Why are you iterating over i but always resubmitting jobs of the same queue?
>   
>   	/* Unblock schedulers and restart their jobs. */
> -	for (q = 0; q < V3D_MAX_QUEUES; q++) {
> -		drm_sched_start(&v3d->queue[q].sched, 0);
> -	}
> +	for (i = 0; i < V3D_MAX_QUEUES; i++)
> +		drm_sched_start(&v3d->queue[i].sched, 0);
Couldn't drm_sched_resumit_jobs() and drm_sched_start() calls be in the 
same V3D_MAX_QUEUES loop?
>   
>   	mutex_unlock(&v3d->reset_lock);
>   
> @@ -777,7 +781,7 @@ v3d_cl_job_timedout(struct drm_sched_job *sched_job, enum v3d_queue q,
>   		return DRM_GPU_SCHED_STAT_NO_HANG;
>   	}
>   
> -	return v3d_gpu_reset_for_timeout(v3d, sched_job);
> +	return v3d_gpu_reset_for_timeout(v3d, sched_job, q);
>   }
>   
>   static enum drm_gpu_sched_stat
> @@ -803,7 +807,7 @@ v3d_tfu_job_timedout(struct drm_sched_job *sched_job)
>   {
>   	struct v3d_job *job = to_v3d_job(sched_job);
>   
> -	return v3d_gpu_reset_for_timeout(job->v3d, sched_job);
> +	return v3d_gpu_reset_for_timeout(job->v3d, sched_job, V3D_TFU);
>   }
>   
>   static enum drm_gpu_sched_stat
> @@ -822,7 +826,7 @@ v3d_csd_job_timedout(struct drm_sched_job *sched_job)

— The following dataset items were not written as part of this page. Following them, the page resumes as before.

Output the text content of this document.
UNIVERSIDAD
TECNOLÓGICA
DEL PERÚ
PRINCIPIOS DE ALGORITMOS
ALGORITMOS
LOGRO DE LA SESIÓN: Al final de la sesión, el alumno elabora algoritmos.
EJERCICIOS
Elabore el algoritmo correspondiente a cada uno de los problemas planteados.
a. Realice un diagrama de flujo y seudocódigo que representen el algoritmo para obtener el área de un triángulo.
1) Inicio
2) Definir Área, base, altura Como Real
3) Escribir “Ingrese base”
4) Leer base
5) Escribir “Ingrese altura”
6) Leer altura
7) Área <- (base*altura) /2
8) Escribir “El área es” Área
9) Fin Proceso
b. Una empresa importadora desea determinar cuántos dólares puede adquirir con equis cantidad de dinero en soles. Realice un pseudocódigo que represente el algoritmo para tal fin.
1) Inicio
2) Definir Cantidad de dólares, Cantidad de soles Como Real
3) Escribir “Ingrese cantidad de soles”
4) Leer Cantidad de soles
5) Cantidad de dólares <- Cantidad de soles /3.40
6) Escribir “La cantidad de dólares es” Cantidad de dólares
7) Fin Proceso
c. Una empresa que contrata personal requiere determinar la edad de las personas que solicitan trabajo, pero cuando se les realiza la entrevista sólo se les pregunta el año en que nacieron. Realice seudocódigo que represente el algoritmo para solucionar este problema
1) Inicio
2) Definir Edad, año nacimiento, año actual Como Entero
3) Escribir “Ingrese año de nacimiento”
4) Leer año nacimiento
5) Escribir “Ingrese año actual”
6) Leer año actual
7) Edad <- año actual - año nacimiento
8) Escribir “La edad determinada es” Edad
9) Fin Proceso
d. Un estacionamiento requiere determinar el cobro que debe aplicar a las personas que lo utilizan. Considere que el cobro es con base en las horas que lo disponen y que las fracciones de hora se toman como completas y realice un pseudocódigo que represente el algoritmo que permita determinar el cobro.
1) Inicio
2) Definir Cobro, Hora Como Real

>   		return DRM_GPU_SCHED_STAT_NO_HANG;
>   	}
>   
> -	return v3d_gpu_reset_for_timeout(v3d, sched_job);
> +	return v3d_gpu_reset_for_timeout(v3d, sched_job, V3D_CSD);
>   }
>   
>   static const struct drm_sched_backend_ops v3d_bin_sched_ops = {
>